Non era nemmeno mai successo prima che la Lega Nord organizzasse un comizio con tanto di selezione “alla porta” (come al Billionaire…): è invece accaduto a Schio, ancora quest’estate, ancora nel timore di essere travolti da fischi e polemiche.

Sembrano proprio appartenere a un’altra era le sue festose “arringhe” venete di dieci, quindici anni fa. Allora, rustico Masaniello del nord era venerato dagli uomini (e dalle donne) del Carroccio che lo portavano in trionfo tra piazze, zone industriali, tendoni allestiti alla bell’e meglio tra capannoni e campi coltivate a soia. Allora il pubblico si spellava le mani a forza di applaudirlo e perdeva la voce a causa dei toni decisamente robusti con cui rispondeva alle sue promesse.

“Certo, rispetto alle precedenti edizioni della festa, questa (la settima, ndr) è contraddistinta da un malumore diffuso tra i militanti e i simpatizzanti. L’oggetto, però, non è Bossi, non è la Lega, ma sono le incertezze economiche, sono i loro portafogli che diventano sempre più vuoti”. Loschi, il segretario organizzativo, cerca di gettare acqua sul fuoco: ma le fiamme, ormai, sono davvero troppo alte per essere spente con così poco. “ La gente non è delusa ma si aspetta dei cambiamenti forti. Nell’attesa di questi cambiamenti, è molto impaziente. Vuole vedere i risultati. D’altronde è una caratteristica di noi veneti: siamo il popolo del fare, non delle parole”.

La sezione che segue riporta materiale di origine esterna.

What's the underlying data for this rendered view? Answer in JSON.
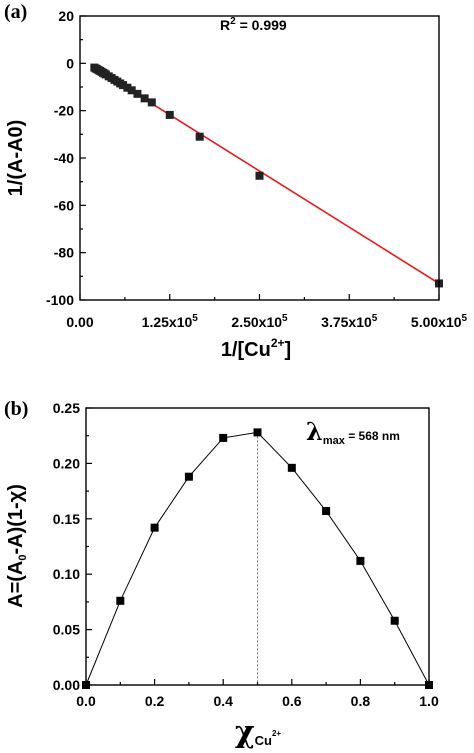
{
  "chart_data": [
    {
      "type": "scatter",
      "panel_label": "(a)",
      "annotation": {
        "prefix": "R",
        "sup": "2",
        "suffix": " = 0.999"
      },
      "xlabel": {
        "prefix": "1/[Cu",
        "sup": "2+",
        "suffix": "]"
      },
      "ylabel": "1/(A-A0)",
      "xlim": [
        0,
        500000
      ],
      "ylim": [
        -100,
        20
      ],
      "x_ticks": [
        0,
        125000,
        250000,
        375000,
        500000
      ],
      "x_tick_labels": [
        "0.00",
        "1.25x10",
        "2.50x10",
        "3.75x10",
        "5.00x10"
      ],
      "x_tick_exponent": "5",
      "y_ticks": [
        20,
        0,
        -20,
        -40,
        -60,
        -80,
        -100
      ],
      "y_tick_labels": [
        "20",
        "0",
        "-20",
        "-40",
        "-60",
        "-80",
        "-100"
      ],
      "marker_color": "#222222",
      "fit_color": "#e8191c",
      "fit_line": {
        "x": [
          20000,
          500000
        ],
        "y": [
          -1.8,
          -93.0
        ]
      },
      "series": [
        {
          "x": [
            20000,
            22000,
            24000,
            26000,
            28000,
            30000,
            32000,
            34000,
            36000,
            40000,
            44000,
            48000,
            52000,
            56000,
            60000,
            66000,
            72000,
            80000,
            90000,
            100000,
            125000,
            166700,
            250000,
            500000
          ],
          "y": [
            -1.8,
            -2.2,
            -2.5,
            -2.9,
            -3.2,
            -3.6,
            -4.0,
            -4.3,
            -4.7,
            -5.5,
            -6.2,
            -7.0,
            -7.7,
            -8.5,
            -9.2,
            -10.3,
            -11.4,
            -12.9,
            -14.8,
            -16.5,
            -21.8,
            -31.0,
            -47.5,
            -93.0
          ]
        }
      ]
    },
    {
      "type": "line",
      "panel_label": "(b)",
      "annotation": {
        "symbol": "λ",
        "sub": "max",
        "suffix": " = 568 nm"
      },
      "xlabel": {
        "symbol": "χ",
        "sub": "Cu",
        "subsup": "2+"
      },
      "ylabel": {
        "p1": "A=(A",
        "sub": "0",
        "p2": "-A)(1-χ)"
      },
      "xlim": [
        0,
        1.0
      ],
      "ylim": [
        0,
        0.25
      ],
      "x_ticks": [
        0,
        0.2,
        0.4,
        0.6,
        0.8,
        1.0
      ],
      "x_tick_labels": [
        "0.0",
        "0.2",
        "0.4",
        "0.6",
        "0.8",
        "1.0"
      ],
      "y_ticks": [
        0,
        0.05,
        0.1,
        0.15,
        0.2,
        0.25
      ],
      "y_tick_labels": [
        "0.00",
        "0.05",
        "0.10",
        "0.15",
        "0.20",
        "0.25"
      ],
      "marker_color": "#000000",
      "vline_x": 0.5,
      "series": [
        {
          "x": [
            0.0,
            0.1,
            0.2,
            0.3,
            0.4,
            0.5,
            0.6,
            0.7,
            0.8,
            0.9,
            1.0
          ],
          "y": [
            0.0,
            0.076,
            0.142,
            0.188,
            0.223,
            0.228,
            0.196,
            0.157,
            0.112,
            0.058,
            0.0
          ]
        }
      ]
    }
  ]
}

E quando gli si obietta che la Lega, a partire da Bossi, ha invece preferito parlare anziché fare, fa capire che la Lega fa quel che può all’interno del governo e che il potere dei suoi rappresentanti, è limitato.

Ma non tutti i militanti la pensano tutti come lui. “Non riusciamo a capire come si stanno muovendo i nostri vertici”, afferma preoccupato Moreno Vanzin, uno degli addetti alla cucina. “Dopo questa manovra sarà difficile andare avanti, soprattutto qui al Nord. È per questo che la base è spaesata e in difficoltà”. “Bossi? Dovrebbe farsi da parte – è l’amareggiato commento di Attilio Sultato – è il capo e lo sarà sempre, ma adesso ci vogliono idee nuove, giovani, come Tosi”.

Leghisti che, lo si è visto bene mercoledì scorso, sembrano non credere più molto alle promesse dei big, ne spuntano un po’ ovunque in terra trevigiana. I vertici sono sentiti ormai come degli alieni in un territorio e da quella base che stava al centro del discorso politico della Lega. C’è bisogno di chiarezza, di concretezza: per questo lo slogan urlato a gran voce dai militanti all’indirizzo dell’ottantaduenne pro-sindaco sceriffo del capoluogo, Giancarlo Gentilini (“Ricandidati”) è un segnale chiarissimo che chi sta in alto non dovrebbe più sottovalutare. E “Genty”, lui sì, ancora una volta non li delude: “Questo matrimonio politico doveva essere un divorzio immediato – tuona – sono tre anni persi a fare da zerbini a Berlusconi e andare dietro alle puttane. I leghisti non ne possono più, è tempo che qualcosa cambi, o il nostro movimento è pronto a sfaldarsi”. Quanto ai due leader maximi, “Bossi e Maroni,dovrebbero cospargersi il capo di cenere”.